Will Google News get it right with its news retrieval algorithm
Ten years after its launch, Google News' raw numbers are staggering: 50,000 sources scanned, 72 editions in 30 languages. Frederic Filloux writes.tech reviews Updated: Feb 26, 2013 02:43 IST
Ten years after its launch, Google News' raw numbers are staggering: 50,000 sources scanned, 72 editions in 30 languages.
Google's crippled communication machine, plagued by bureaucracy and paranoia, has never been able to come up with tangible facts about its benefits for the news media it feeds on.
Its official blog merely mentions "6 billion visits per month" sent to news sites and Google News claims to connect "1 billion unique users a week to news content" (to put things in perspective, the NYT.com or the Huffington Post are cruising at about 40 million UVs per month).
Assuming the clicks are sent to a relatively fresh news page bearing higher value advertising, the 6 billion visits can translate into about $400m per year in ad revenue.
That's a very rough estimate. Again: Google should settle the matter and come up with accurate figures for its largest markets. But how exactly does Google News work? What kind of media does its algorithm favour most? Last week, the search giant updated its patent filing with a new document detailing the 13 metrics it uses to retrieve and rank articles and sources for its news service.

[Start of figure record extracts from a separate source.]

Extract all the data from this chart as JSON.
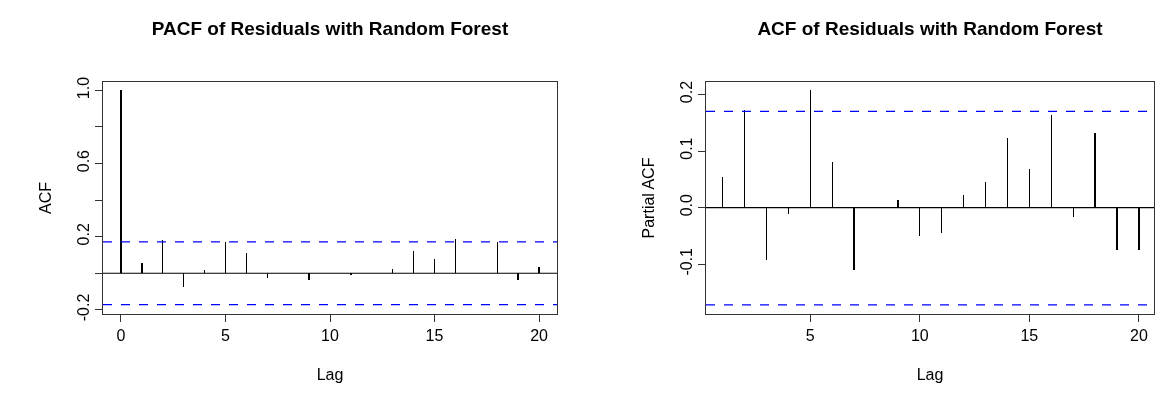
{
  "chart_data": [
    {
      "type": "bar",
      "title": "PACF of Residuals with Random Forest",
      "xlabel": "Lag",
      "ylabel": "ACF",
      "x": [
        0,
        1,
        2,
        3,
        4,
        5,
        6,
        7,
        8,
        9,
        10,
        11,
        12,
        13,
        14,
        15,
        16,
        17,
        18,
        19,
        20
      ],
      "color": "#000000",
      "values": [
        1.0,
        0.058,
        0.18,
        -0.073,
        0.016,
        0.17,
        0.108,
        -0.026,
        null,
        -0.038,
        0,
        -0.01,
        0,
        0.024,
        0.12,
        0.078,
        0.188,
        0,
        0.17,
        -0.038,
        0.036
      ],
      "xlim": [
        -0.86,
        20.86
      ],
      "ylim": [
        -0.223,
        1.046
      ],
      "xticks": [
        0,
        5,
        10,
        15,
        20
      ],
      "yticks": [
        {
          "value": -0.2,
          "label": "-0.2"
        },
        {
          "value": 0,
          "label": null
        },
        {
          "value": 0.2,
          "label": "0.2"
        },
        {
          "value": 0.4,
          "label": null
        },
        {
          "value": 0.6,
          "label": "0.6"
        },
        {
          "value": 0.8,
          "label": null
        },
        {
          "value": 1,
          "label": "1.0"
        }
      ],
      "ref_lines": [
        {
          "axis": "y",
          "value": 0,
          "color": "#000000",
          "line_style": "solid"
        },
        {
          "axis": "y",
          "value": 0.172,
          "color": "#0000ff",
          "line_style": "dashed"
        },
        {
          "axis": "y",
          "value": -0.172,
          "color": "#0000ff",
          "line_style": "dashed"
        }
      ]
    },
    {
      "type": "bar",
      "title": "ACF of Residuals with Random Forest",
      "xlabel": "Lag",
      "ylabel": "Partial ACF",
      "x": [
        1,
        2,
        3,
        4,
        5,
        6,
        7,
        8,
        9,
        10,
        11,
        12,
        13,
        14,
        15,
        16,
        17,
        18,
        19,
        20
      ],
      "color": "#000000",
      "values": [
        0.055,
        0.173,
        -0.093,
        -0.011,
        0.207,
        0.08,
        -0.111,
        0,
        0.014,
        -0.051,
        -0.045,
        0.022,
        0.045,
        0.123,
        0.069,
        0.164,
        -0.017,
        0.132,
        -0.075,
        -0.075
      ],
      "xlim": [
        0.24,
        20.69
      ],
      "ylim": [
        -0.188,
        0.222
      ],
      "xticks": [
        5,
        10,
        15,
        20
      ],
      "yticks": [
        {
          "value": -0.1,
          "label": "-0.1"
        },
        {
          "value": 0,
          "label": "0.0"
        },
        {
          "value": 0.1,
          "label": "0.1"
        },
        {
          "value": 0.2,
          "label": "0.2"
        }
      ],
      "ref_lines": [
        {
          "axis": "y",
          "value": 0,
          "color": "#000000",
          "line_style": "solid"
        },
        {
          "axis": "y",
          "value": 0.17,
          "color": "#0000ff",
          "line_style": "dashed"
        },
        {
          "axis": "y",
          "value": -0.172,
          "color": "#0000ff",
          "line_style": "dashed"
        }
      ]
    }
  ]
}
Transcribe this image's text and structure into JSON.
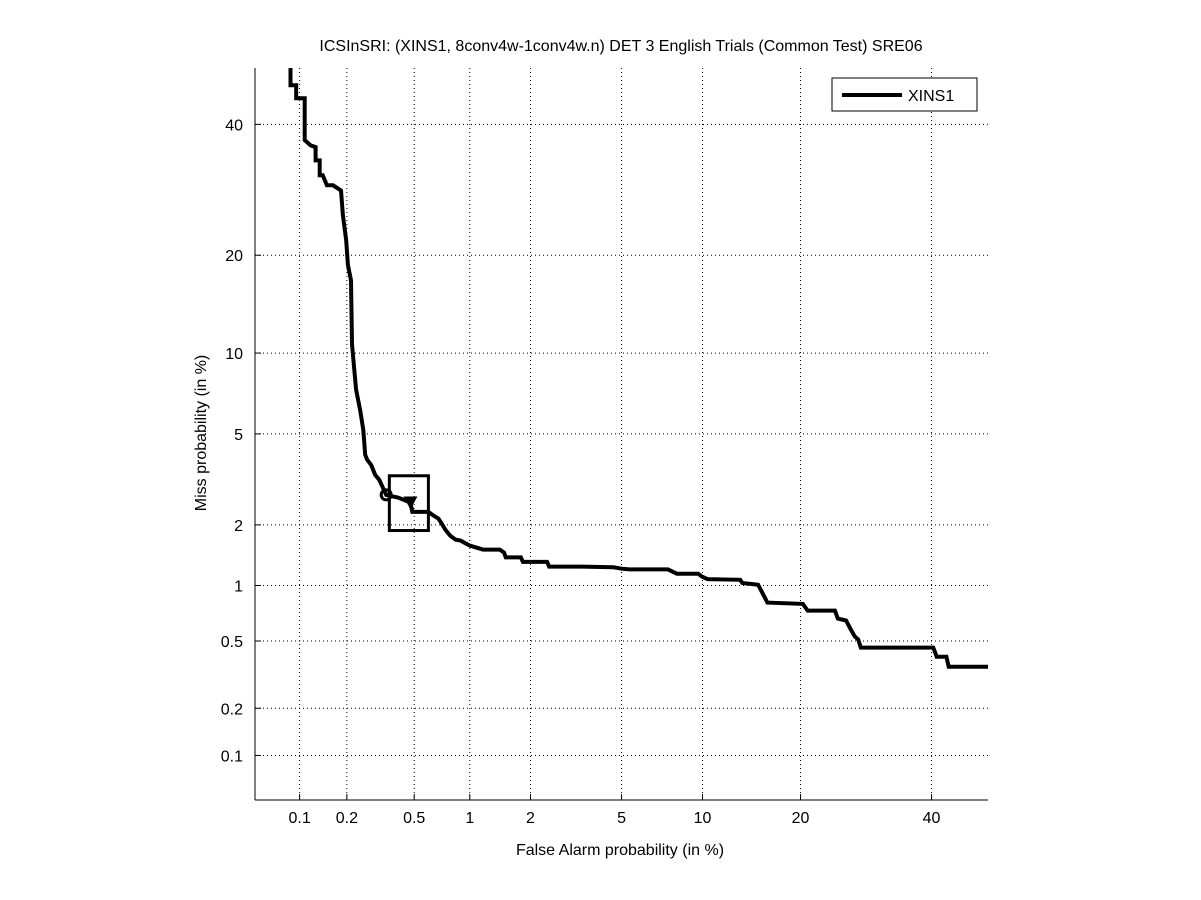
{
  "chart_data": {
    "type": "line",
    "title": "ICSInSRI: (XINS1, 8conv4w-1conv4w.n) DET 3 English Trials (Common Test) SRE06",
    "xlabel": "False Alarm probability (in %)",
    "ylabel": "Miss probability (in %)",
    "scale": "normal-deviate (probit)",
    "xlim": [
      0.05,
      50
    ],
    "ylim": [
      0.05,
      50
    ],
    "grid": true,
    "legend_position": "top-right",
    "x_ticks": [
      0.1,
      0.2,
      0.5,
      1,
      2,
      5,
      10,
      20,
      40
    ],
    "x_tick_labels": [
      "0.1",
      "0.2",
      "0.5",
      "1",
      "2",
      "5",
      "10",
      "20",
      "40"
    ],
    "y_ticks": [
      0.1,
      0.2,
      0.5,
      1,
      2,
      5,
      10,
      20,
      40
    ],
    "y_tick_labels": [
      "0.1",
      "0.2",
      "0.5",
      "1",
      "2",
      "5",
      "10",
      "20",
      "40"
    ],
    "line_color": "#000000",
    "series": [
      {
        "name": "XINS1",
        "x": [
          0.087,
          0.087,
          0.095,
          0.095,
          0.108,
          0.108,
          0.118,
          0.127,
          0.127,
          0.135,
          0.135,
          0.141,
          0.15,
          0.164,
          0.184,
          0.189,
          0.198,
          0.203,
          0.212,
          0.215,
          0.228,
          0.241,
          0.252,
          0.259,
          0.266,
          0.281,
          0.297,
          0.314,
          0.345,
          0.406,
          0.476,
          0.488,
          0.6,
          0.64,
          0.681,
          0.699,
          0.745,
          0.791,
          0.842,
          0.897,
          0.951,
          1.0,
          1.17,
          1.42,
          1.49,
          1.52,
          1.8,
          1.84,
          2.39,
          2.44,
          3.4,
          4.64,
          5.0,
          5.38,
          7.54,
          8.13,
          9.66,
          9.97,
          10.4,
          13.3,
          13.5,
          15.1,
          15.6,
          16.1,
          20.3,
          20.9,
          24.6,
          25.0,
          26.2,
          26.9,
          27.5,
          28.0,
          28.4,
          40.3,
          40.9,
          42.6,
          43.0,
          50
        ],
        "y": [
          50,
          46.9,
          46.9,
          44.6,
          44.6,
          37.3,
          36.4,
          36.1,
          33.9,
          33.9,
          31.5,
          31.5,
          29.9,
          29.9,
          29.1,
          25.4,
          21.9,
          18.8,
          17.0,
          10.7,
          7.4,
          6.22,
          5.19,
          4.1,
          3.91,
          3.72,
          3.37,
          3.21,
          2.75,
          2.67,
          2.54,
          2.3,
          2.3,
          2.21,
          2.14,
          2.07,
          1.89,
          1.77,
          1.7,
          1.68,
          1.63,
          1.59,
          1.52,
          1.52,
          1.47,
          1.39,
          1.39,
          1.32,
          1.32,
          1.25,
          1.25,
          1.24,
          1.22,
          1.21,
          1.21,
          1.15,
          1.15,
          1.11,
          1.08,
          1.07,
          1.03,
          1.01,
          0.906,
          0.813,
          0.8,
          0.736,
          0.736,
          0.666,
          0.65,
          0.58,
          0.53,
          0.51,
          0.459,
          0.459,
          0.407,
          0.407,
          0.356,
          0.356
        ]
      }
    ],
    "markers": {
      "min_dcf_circle": {
        "x": 0.345,
        "y": 2.75
      },
      "actual_dcf_triangle": {
        "x": 0.476,
        "y": 2.54
      },
      "confidence_box": {
        "x": [
          0.36,
          0.6
        ],
        "y": [
          1.88,
          3.34
        ]
      }
    }
  }
}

What follows is a summary of those metrics, listed in the order shown in the patent filing.
A first metric in determining the quality of a news source may include the number of articles produced by the news source during a given time period [week or month].
This metric may be determined by counting the number of non-duplicate articles produced by the news source over the time period [or] counting the number of original sentences produced by the news source.
This metric clearly favours production capacity. It benefits big media companies deploying large staffs.
But the system can also be cheated by content farms (Google already addressed these questions); new automated content creation systems are gaining traction, many of them could now easily pass the Turing Test.
The other metrics are listed in the box. The last metric is on writing style. In the Google world, this means statistical analysis of contents against a huge language model to assess "spelling correctness, grammar and reading levels".
Google intends to favour legacy media (print or broadcast news) over pure players. All the features recently added, such as editor's pick, reinforce this bias.